Tea-party Republicans in the House did the right thing in fastening Washington’s attention to the future path of federal spending. Now they and their colleagues in the House and the Senate should avoid cheapening their achievement.
The House Republicans should signal that they’ll pass what comes out of the Senate, whether it’s a Reid-McConnell compromise or even a clean debt-hike bill. Increasingly fevered days of negotiations as the week begins aren’t going to solve anything.
Politicians of both parties have got the point that tea partiers wanted to get across. We can’t spend what we plan to spend in the future without harming the character of the country. The question is: What do we cut, and how?
No one on either side has come close to answering that. The placeholders that have come out of each chamber of Congress reflect this vacuum.
Are we going to slash discretionary spending such as transportation investment to make room for ever-growing entitlements as the population ages, even though we need better infrastructure to support the economic growth that we need to support the aging population?
That’s what both the Boehner and the Reid plans imply, with 378-to-1 and 68-to-1 ratios respectively of cuts in discretionary spending to cuts in mandatory spending (which includes entitlements).
A balanced-budget amendment wouldn’t resolve this question or others. It would be a straitjacket with a formless dummy inside — some unknowable mix of taxes and spending. “Balancing the budget” by zeroing out highway spending to maintain policy illusion on entitlements for a while longer, for instance, would only tip the scale against growth.
And if Republicans do too good a job at convincing people that balanced budgets are important, eventually they’ll walk right into a budget “solution” that involves severe tax hikes during a recession, or one that involves gutting the military.

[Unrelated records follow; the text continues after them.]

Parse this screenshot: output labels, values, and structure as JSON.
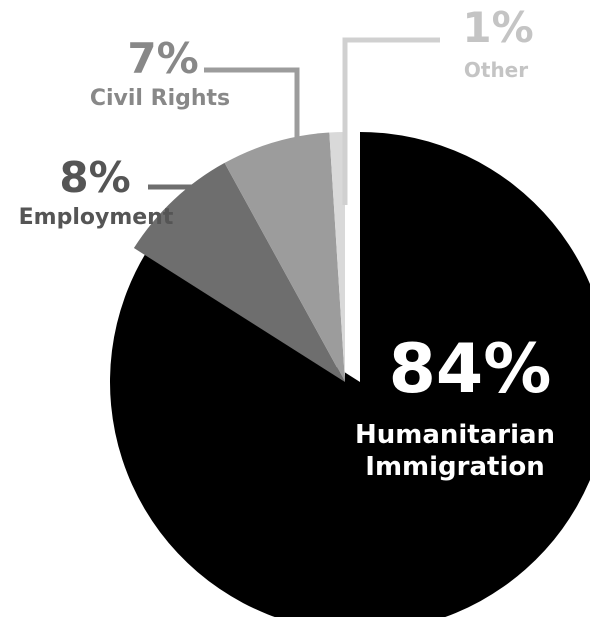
{
  "chart_data": {
    "type": "pie",
    "title": "",
    "slices": [
      {
        "label_lines": [
          "Humanitarian",
          "Immigration"
        ],
        "value": 84,
        "value_label": "84%",
        "color": "#000000",
        "text_color": "#ffffff"
      },
      {
        "label_lines": [
          "Employment"
        ],
        "value": 8,
        "value_label": "8%",
        "color": "#6e6e6e",
        "text_color": "#555555"
      },
      {
        "label_lines": [
          "Civil Rights"
        ],
        "value": 7,
        "value_label": "7%",
        "color": "#9c9c9c",
        "text_color": "#888888"
      },
      {
        "label_lines": [
          "Other"
        ],
        "value": 1,
        "value_label": "1%",
        "color": "#d9d9d9",
        "text_color": "#c4c4c4"
      }
    ],
    "legend": "none",
    "start_angle": "top",
    "direction": "clockwise",
    "exploded_slice": "Humanitarian Immigration"
  }
}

Absent an economic miracle, the nation faces tough choices. Let’s not make them harder by pretending that defaulting on our external debt is an option.
Nor is it realistic to contemplate internally defaulting on Social Security checks or delaying payments owed to vendors — or instantly slashing spending by nearly half to try to pay our outstanding bills.
External debt default would risk a financial crisis. Any politician who is cavalier about this possibility should remember that much of the increase in outstanding debt over the past few years has come from the still-fresh financial meltdown.
As Carmen M. Reinhart and Kenneth S. Rogoff wrote in This Time is Different, their 800-year survey of financial debacles:
Banking crises almost invariably lead to sharp declines in tax revenues, while other factors leading to higher deficits can include the operation of automatic fiscal stabilizers [such as unemployment insurance], counter-cyclical fiscal policy [such as aid to state governments and other “stimulus”], and higher interest payments. . . . On average, during the modern era, real government debt rises by 86 percent during the three years following a banking crisis. . . . These fiscal consequences, which include both direct and indirect costs, are an order of magnitude larger than the usual bank bailout costs.
In the nearly three years since Lehman Brothers collapsed, government debt is up 48 percent. A default on our bonds probably would send the debt spiraling higher, as it would result in bigger government, not smaller.
A global run on short-term money and “repo” markets whose currency is Treasury bonds would spur businesses to shed hundreds of thousands of jobs. That’s what happened in 2008, because the businesses that relied on such markets to meet payroll or to finance inventory had a hard time getting cash.
This time as last, the newly unemployed would fall right onto unemployment, disability, and Medicaid rolls.
It wouldn’t take long — a matter of days — for the U.S. government to capitulate. But the damage would be done.
Even delays in dispatching Social Security benefits and in writing checks to vendors such as defense contractors would slow the economy. Without expected cash coming in, people and businesses would have to hoard more money to be sure of paying their bills.
It would be one thing if an instant solution to our long-term fiscal, social, and economic problems were at hand, and the only thing stopping us from enacting it were the ability to borrow more money next week. But that’s not the case.
An intensification of default brinkmanship would only hurt the economy, and make longer-term problems harder to solve.
— Nicole Gelinas is a contributing editor of the Manhattan Institute’s City Journal.